AI Too Expensive, Former Intel CEO Argues
- By The Financial District
- Apr 3
- 1 min read
Fresh off announcing his new role as executive chairman and chief technology officer at Gloo earlier this week, former Intel CEO Pat Gelsinger has become a general partner at early-stage venture capital firm Playground Global and has also joined the board of Playground portfolio company xLight, which develops lasers for chipmakers, David Meyer reported for Fortune’s Data Sheet.

Gelsinger argued that more fundamental breakthroughs are needed for AI to reach its full potential.
Gelsinger is also voicing concerns about the chip industry—specifically, the push to onshore semiconductor manufacturing in the U.S.

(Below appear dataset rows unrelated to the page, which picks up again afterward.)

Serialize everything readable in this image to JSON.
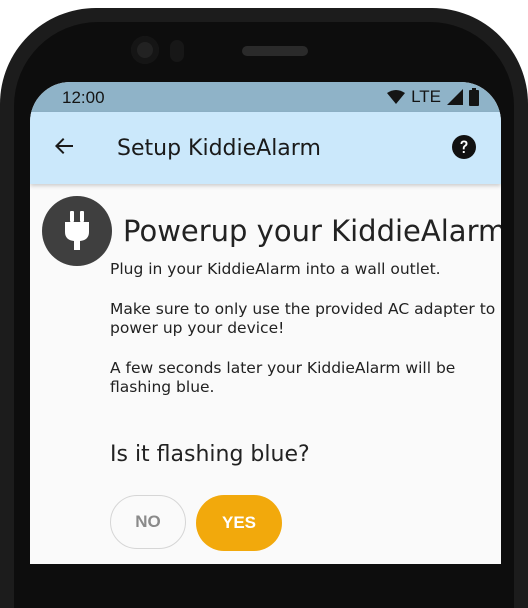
{
  "status_bar": {
    "time": "12:00",
    "network": "LTE",
    "icons": [
      "wifi-icon",
      "signal-icon",
      "battery-icon"
    ]
  },
  "app_bar": {
    "back_icon": "arrow-back-icon",
    "title": "Setup KiddieAlarm",
    "help_icon": "help-circle-icon",
    "background": "#cbe8fb"
  },
  "step": {
    "icon": "power-plug-icon",
    "heading": "Powerup your KiddieAlarm",
    "paragraphs": [
      "Plug in your KiddieAlarm into a wall outlet.",
      "Make sure to only use the provided AC adapter to power up your device!",
      "A few seconds later your KiddieAlarm will be flashing blue."
    ],
    "question": "Is it flashing blue?"
  },
  "buttons": {
    "no_label": "NO",
    "yes_label": "YES",
    "yes_color": "#f2a90c"
  }
}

He argued that Taiwan Semiconductor Manufacturing Company’s (TSMC) $100 billion pledge for advanced chipmaking in the U.S. will not make the country a leader in the field because the company continues to conduct its critical research and development in Taiwan.
“All of the R&D work of TSMC is in Taiwan, and they haven’t made any announcements to move that,” he said.
“Unless you’re designing the next-generation transistor technology in the U.S., you do not have leadership in the U.S.”
Interestingly, Gelsinger dismissed concerns about China’s DeepSeek as a major competitor to U.S. AI firms, stating that while it represents “good engineering,” it does not introduce “core innovations.”
He also argued that more fundamental breakthroughs are needed for AI to reach its full potential. “AI, as exciting as it is, is much too expensive. We need dramatic reductions in the cost of inference for it to be truly deployed across all aspects of humanity,” he said.